I was an adolescent when I first heard the opening lines of “Gate of the Year”, by Minnie Louise Haskins. It was read to me by my dad, with whom I shared a fledgling love of poetry.
Apparently, “Gate of the Year” became well known when it was quoted by King George VI in his 1939 wartime Christmas broadcast to the British Empire. Many years later, when my father shared it with me, Haskins’ words in Dad’s mouth conveyed a keen sense of need, of trust and courage:
… I said to the man who stood at the gate of the year,
“Give me a light that I may tread safely into the unknown.”
And he replied:
“Go out into the darkness and put your hand into the hand of God. That shall be to you better than light and safer than a known way.”
So I went forth, and finding the hand of God, trod gladly into the night. And (God) led me towards the hills and the breaking of day in the lone East.1
Fast forward to these first days of 2025, and my recent conversation with the man! There is so much at the gate of this year, that seems dark and uncertain. Wars and rumors of wars disclose how brutal, mean and mercenary we humans can be. Many of us have jettisoned the need to tell the truth to one another, to respect one another, to prioritize the common good, or to adhere to any kind of shared values or “moral compass”. Or “moral thermostat”. We keep ignoring climate change while our actions destroy our planet-home.
At the same time, there are also many among us who do tell the truth, despite what it costs. There are many humans who are loving and brave when it would be simpler to simply look away. How can we humans live such contradictions – within ourselves and among ourselves? How can I/we live with integrity in such a morass?
Into this present mélange of light and dark, generosity and meanness, down the long corridors of memory my father’s words come back to me, morphing into the words of Pierre Teilhard de Chardin:
Above all, trust in the slow work of God.
We are quite naturally impatient in everything to reach the end without delay.
We should like to skip the intermediate stages.
We are impatient of being on the way to something unknown, something new.And yet it is the law of all progress
that it is made by passing through some stages of instability—
and that it may take a very long time.2
I feel the instability. The memory of my father’s and de Chardin’s words, balances me. I put my hand once again into the hand of God, and head out into the darkness, trusting in the slow work of God.

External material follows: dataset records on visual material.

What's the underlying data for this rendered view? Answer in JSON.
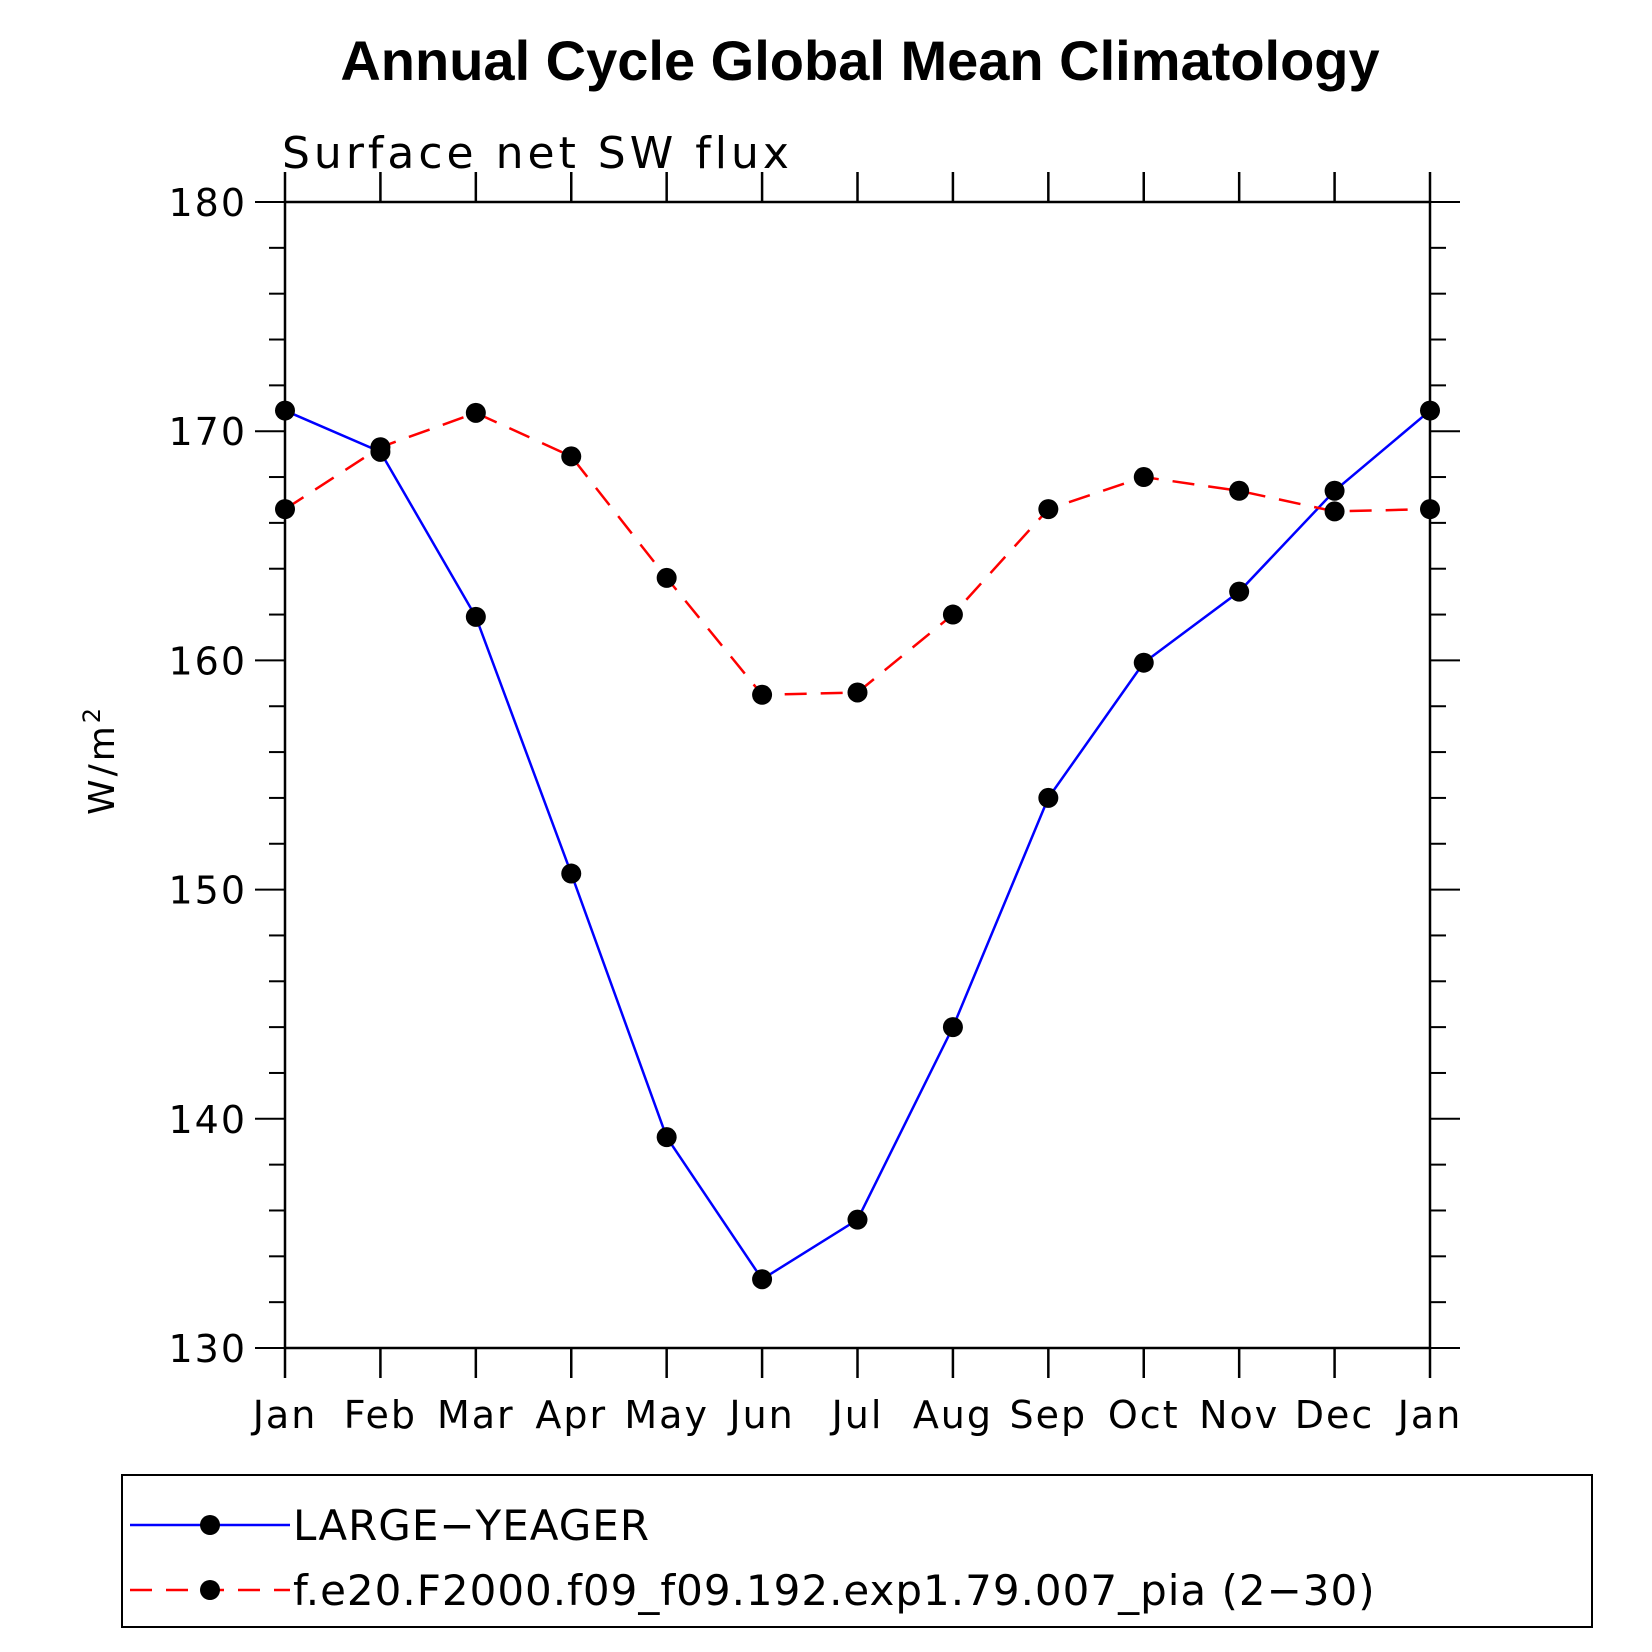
{
  "chart_data": {
    "type": "line",
    "title": "Annual Cycle Global Mean Climatology",
    "subtitle": "Surface net SW flux",
    "ylabel_base": "W/m",
    "ylabel_sup": "2",
    "xlabel": "",
    "categories": [
      "Jan",
      "Feb",
      "Mar",
      "Apr",
      "May",
      "Jun",
      "Jul",
      "Aug",
      "Sep",
      "Oct",
      "Nov",
      "Dec",
      "Jan"
    ],
    "ylim": [
      130,
      180
    ],
    "yticks": [
      130,
      140,
      150,
      160,
      170,
      180
    ],
    "series": [
      {
        "name": "LARGE−YEAGER",
        "color": "#0000ff",
        "dash": "solid",
        "marker": "filled-circle",
        "values": [
          170.9,
          169.1,
          161.9,
          150.7,
          139.2,
          133.0,
          135.6,
          144.0,
          154.0,
          159.9,
          163.0,
          167.4,
          170.9
        ]
      },
      {
        "name": "f.e20.F2000.f09_f09.192.exp1.79.007_pia (2−30)",
        "color": "#ff0000",
        "dash": "dashed",
        "marker": "filled-circle",
        "values": [
          166.6,
          169.3,
          170.8,
          168.9,
          163.6,
          158.5,
          158.6,
          162.0,
          166.6,
          168.0,
          167.4,
          166.5,
          166.6
        ]
      }
    ],
    "legend_position": "bottom",
    "grid": false
  }
}
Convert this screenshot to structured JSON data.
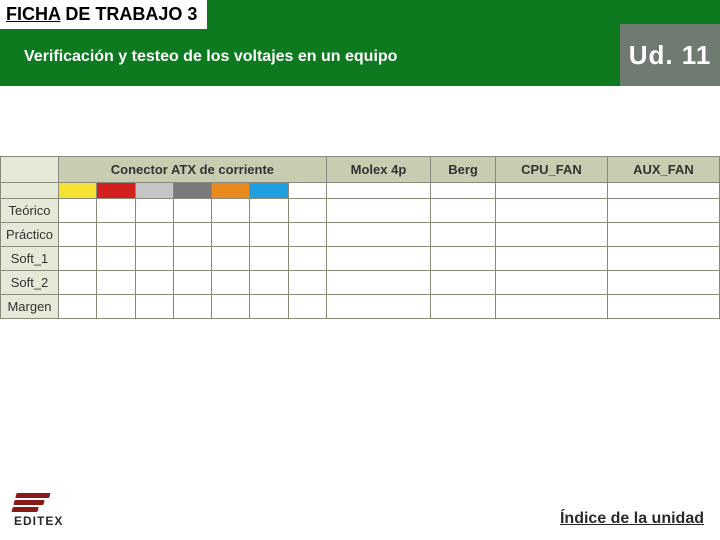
{
  "header": {
    "title_prefix": "FICHA",
    "title_rest": " DE TRABAJO 3",
    "subtitle": "Verificación y testeo de los voltajes en un equipo",
    "unit_label": "Ud. 11"
  },
  "table": {
    "head": {
      "rowlabel": "",
      "atx_label": "Conector ATX de corriente",
      "molex_label": "Molex 4p",
      "berg_label": "Berg",
      "cpu_fan_label": "CPU_FAN",
      "aux_fan_label": "AUX_FAN"
    },
    "atx_colors": [
      "#f7e233",
      "#d41f1f",
      "#c6c6c6",
      "#7a7a7a",
      "#e88a1f",
      "#1f9fe0",
      "#ffffff"
    ],
    "row_colors": {
      "head_bg": "#c8ccb0",
      "label_bg": "#e6e8d8",
      "cell_bg": "#ffffff",
      "border": "#8a8a7a"
    },
    "rows": [
      {
        "label": "Teórico"
      },
      {
        "label": "Práctico"
      },
      {
        "label": "Soft_1"
      },
      {
        "label": "Soft_2"
      },
      {
        "label": "Margen"
      }
    ]
  },
  "footer": {
    "logo_text": "EDITEX",
    "index_link": "Índice de la unidad"
  }
}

1 Minnie Louise Haskins. Gate of the Year. For more, see: https://en.wikipedia.org/wiki/The_Gate_of_the_Year
2 Pierre Teilhard de Chardin SJ. From Ignatian Spirituality. Available at: https://www.ignatianspirituality.com/prayer-of-theilhard-de-chardin/
Veronica Dunne is a Sister of our Lady of the Missions (RNDM), who has primarily worked as an educator and counsellor in institutional and community based settings in Canada. She has also served with the RNDMs outside of Canada in Senegal, Peru, and Aotearoa New Zealand.
A 2002 Doctor of Ministry graduate from the University of St. Michael’s College, Toronto School of Theology at the University of Toronto, she subsequently served as director of the Doctor of Ministry program at St. Stephen’s College at the University of Alberta in Edmonton. Her current research interests are in eco-theology and cosmology, and their intersections with indigenous cosmologies and spiritualties.
She presently serves on the RNDM leadership team in Canada.
You nailed it, Veronica! Thank you for describing our entrance into a new year and the patience we need to exercise when we recognize and accept that a Power Far Greater than us is in control and given time will come through with a solution to our situation. All we need to do is trust and have courage.
For some reason, perhaps its my age, I find great consolation in Chardin’s words: the slow work of God, and his encouragement to “trust” it! Thanks Veronica.